The condemnations of the Maduro regime and its crimes have been nearly universal — emanating from the Venezuelan people, leading human rights organizations, multilateral and international institutions such as the UN and the OAS, and democratic states spanning the globe. The outliers are fellow authoritarian regimes such as Putin’s Russia and marginal fringe figures.
Faced with such a depth of human suffering — perpetrated and perpetuated by the Maduro regime — Canada should be commended for joining the chorus of voices in support of the Venezuelan people, and for being a leader in that regard. Canada has been independent in crafting its policy and stands at the forefront of driving the global agenda on this issue. In particular, Canada’s targeted sanctions on Venezuelan human rights abusers adopted under global Justice for Sergei Magnitsky legislation are an effective and efficient tool to combat the culture of corruption and impunity that underpins these violations.
But there is always more that can be done. As current chair of the G7, Canada is in a unique position to advance this smart human rights sanctions framework among key allies, and should put it on the agenda of the June 2018 Summit in Charlevoix, with a view to engendering a more concerted and comprehensive global sanctions network targeting Venezuelan abusers.

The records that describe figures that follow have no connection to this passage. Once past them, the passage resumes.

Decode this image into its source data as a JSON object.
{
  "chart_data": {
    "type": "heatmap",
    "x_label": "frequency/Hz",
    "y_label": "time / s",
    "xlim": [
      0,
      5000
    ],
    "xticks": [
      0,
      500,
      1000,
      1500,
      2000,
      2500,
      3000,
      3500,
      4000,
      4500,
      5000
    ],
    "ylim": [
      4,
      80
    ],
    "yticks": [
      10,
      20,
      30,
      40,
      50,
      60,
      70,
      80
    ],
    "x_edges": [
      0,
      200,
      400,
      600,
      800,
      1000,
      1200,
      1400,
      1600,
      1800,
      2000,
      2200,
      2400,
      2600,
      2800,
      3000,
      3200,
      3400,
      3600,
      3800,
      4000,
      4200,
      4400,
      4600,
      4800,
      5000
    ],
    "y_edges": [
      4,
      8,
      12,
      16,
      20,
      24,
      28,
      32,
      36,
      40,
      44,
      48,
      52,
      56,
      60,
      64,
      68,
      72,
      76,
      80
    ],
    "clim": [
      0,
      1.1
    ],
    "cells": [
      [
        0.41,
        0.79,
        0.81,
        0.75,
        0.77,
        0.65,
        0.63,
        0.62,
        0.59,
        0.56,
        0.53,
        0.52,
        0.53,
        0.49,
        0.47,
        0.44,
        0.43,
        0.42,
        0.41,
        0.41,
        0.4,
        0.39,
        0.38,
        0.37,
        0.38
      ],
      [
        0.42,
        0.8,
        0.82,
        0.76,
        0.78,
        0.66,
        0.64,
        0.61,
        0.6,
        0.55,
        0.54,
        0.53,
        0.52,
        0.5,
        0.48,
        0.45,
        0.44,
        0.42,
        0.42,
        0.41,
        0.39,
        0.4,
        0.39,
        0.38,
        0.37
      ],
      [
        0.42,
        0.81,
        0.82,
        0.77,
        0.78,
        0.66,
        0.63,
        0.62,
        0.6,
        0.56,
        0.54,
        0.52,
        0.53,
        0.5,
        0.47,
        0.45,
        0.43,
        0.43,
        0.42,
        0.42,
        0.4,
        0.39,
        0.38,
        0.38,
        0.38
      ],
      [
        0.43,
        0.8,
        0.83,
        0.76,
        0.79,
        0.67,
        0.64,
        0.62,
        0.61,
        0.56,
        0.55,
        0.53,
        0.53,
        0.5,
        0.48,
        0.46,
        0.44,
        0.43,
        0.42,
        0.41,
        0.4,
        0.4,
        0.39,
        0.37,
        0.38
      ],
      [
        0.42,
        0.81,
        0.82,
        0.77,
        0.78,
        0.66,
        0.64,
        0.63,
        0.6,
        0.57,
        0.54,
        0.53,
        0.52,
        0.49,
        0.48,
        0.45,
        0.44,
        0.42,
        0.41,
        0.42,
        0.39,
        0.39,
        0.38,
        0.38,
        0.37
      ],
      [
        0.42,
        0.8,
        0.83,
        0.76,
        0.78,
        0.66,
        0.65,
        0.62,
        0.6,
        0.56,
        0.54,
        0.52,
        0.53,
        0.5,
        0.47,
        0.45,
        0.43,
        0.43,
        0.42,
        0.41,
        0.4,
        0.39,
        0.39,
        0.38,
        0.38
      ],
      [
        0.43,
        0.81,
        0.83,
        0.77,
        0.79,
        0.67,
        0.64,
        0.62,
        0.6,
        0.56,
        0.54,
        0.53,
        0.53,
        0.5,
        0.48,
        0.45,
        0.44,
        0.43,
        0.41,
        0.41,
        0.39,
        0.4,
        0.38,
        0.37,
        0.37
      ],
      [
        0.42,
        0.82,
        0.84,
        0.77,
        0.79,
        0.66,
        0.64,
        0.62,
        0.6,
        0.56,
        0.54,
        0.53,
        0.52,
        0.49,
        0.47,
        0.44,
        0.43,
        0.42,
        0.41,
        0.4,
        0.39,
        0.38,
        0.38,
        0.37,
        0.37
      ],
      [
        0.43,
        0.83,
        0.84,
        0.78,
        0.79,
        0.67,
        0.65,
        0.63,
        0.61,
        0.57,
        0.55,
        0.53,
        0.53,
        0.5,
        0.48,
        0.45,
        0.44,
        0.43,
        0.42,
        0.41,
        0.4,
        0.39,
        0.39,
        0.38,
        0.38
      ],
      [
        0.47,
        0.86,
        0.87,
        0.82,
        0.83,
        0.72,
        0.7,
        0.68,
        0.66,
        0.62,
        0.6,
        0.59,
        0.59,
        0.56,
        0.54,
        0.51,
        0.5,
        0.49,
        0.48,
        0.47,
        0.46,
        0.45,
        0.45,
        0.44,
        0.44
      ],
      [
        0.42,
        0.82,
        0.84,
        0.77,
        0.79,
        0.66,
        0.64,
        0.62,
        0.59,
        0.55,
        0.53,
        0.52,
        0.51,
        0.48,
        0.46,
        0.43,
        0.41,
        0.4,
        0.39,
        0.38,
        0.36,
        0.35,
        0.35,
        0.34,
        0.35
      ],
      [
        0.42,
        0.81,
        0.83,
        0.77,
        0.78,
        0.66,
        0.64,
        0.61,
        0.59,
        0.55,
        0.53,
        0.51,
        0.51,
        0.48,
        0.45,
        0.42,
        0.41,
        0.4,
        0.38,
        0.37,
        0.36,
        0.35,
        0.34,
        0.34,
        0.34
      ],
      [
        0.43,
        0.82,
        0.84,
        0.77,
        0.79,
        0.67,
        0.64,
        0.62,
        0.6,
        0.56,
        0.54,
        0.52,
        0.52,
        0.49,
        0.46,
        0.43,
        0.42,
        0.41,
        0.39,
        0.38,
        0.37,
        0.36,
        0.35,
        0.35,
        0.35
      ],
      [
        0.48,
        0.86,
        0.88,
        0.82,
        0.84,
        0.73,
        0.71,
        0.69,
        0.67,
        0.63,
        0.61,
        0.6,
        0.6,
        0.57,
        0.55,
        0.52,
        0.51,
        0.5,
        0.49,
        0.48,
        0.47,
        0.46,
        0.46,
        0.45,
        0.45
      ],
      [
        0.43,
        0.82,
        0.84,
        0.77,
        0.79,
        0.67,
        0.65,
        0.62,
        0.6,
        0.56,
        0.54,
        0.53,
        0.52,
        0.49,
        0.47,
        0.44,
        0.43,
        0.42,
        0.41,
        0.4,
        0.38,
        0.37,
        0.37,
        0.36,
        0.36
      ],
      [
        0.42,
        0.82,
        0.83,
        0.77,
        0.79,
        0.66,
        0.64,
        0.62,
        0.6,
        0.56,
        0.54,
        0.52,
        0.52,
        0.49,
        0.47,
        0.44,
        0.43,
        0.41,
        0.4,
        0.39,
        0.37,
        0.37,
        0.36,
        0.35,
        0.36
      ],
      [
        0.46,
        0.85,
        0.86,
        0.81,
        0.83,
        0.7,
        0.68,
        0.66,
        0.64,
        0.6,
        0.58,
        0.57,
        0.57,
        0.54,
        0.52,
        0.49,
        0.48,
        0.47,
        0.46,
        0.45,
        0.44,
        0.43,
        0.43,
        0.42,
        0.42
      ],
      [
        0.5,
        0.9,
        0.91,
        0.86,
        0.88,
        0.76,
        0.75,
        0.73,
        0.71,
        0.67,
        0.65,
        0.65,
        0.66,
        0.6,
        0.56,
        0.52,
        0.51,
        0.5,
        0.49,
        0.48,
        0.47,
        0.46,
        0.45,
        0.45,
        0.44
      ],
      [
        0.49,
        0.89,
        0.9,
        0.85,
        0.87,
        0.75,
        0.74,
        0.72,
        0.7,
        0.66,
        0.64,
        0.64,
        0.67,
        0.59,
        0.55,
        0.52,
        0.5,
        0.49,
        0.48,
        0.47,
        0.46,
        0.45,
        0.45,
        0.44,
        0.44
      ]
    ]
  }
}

As well, as an active member of the UN Human Rights Council, Canada should ensure that the institution respects its mandate in pursuit of peace, justice and human rights. Namely, in accordance with its founding resolution, Canada should mobilize the community of democracies to vote to remove Venezuela from the Human Rights Council, which should be a venue to expose and unmask violaters, not a place where they are rewarded with opportunities to obscure and obfuscate their crimes.
Domestically, Canada should add Venezuela to its list of state sponsors of terrorism. It is well documented that Venezuela has been working to export its human rights abuses, including collaborating with listed terrorist organizations such as Hezbollah and states such as Iran and Syria, which are already listed by Canada as state sponsors of terror. Adding Venezuela to the list would fill existing loopholes and further empower Canada in the pursuit of justice and accountability.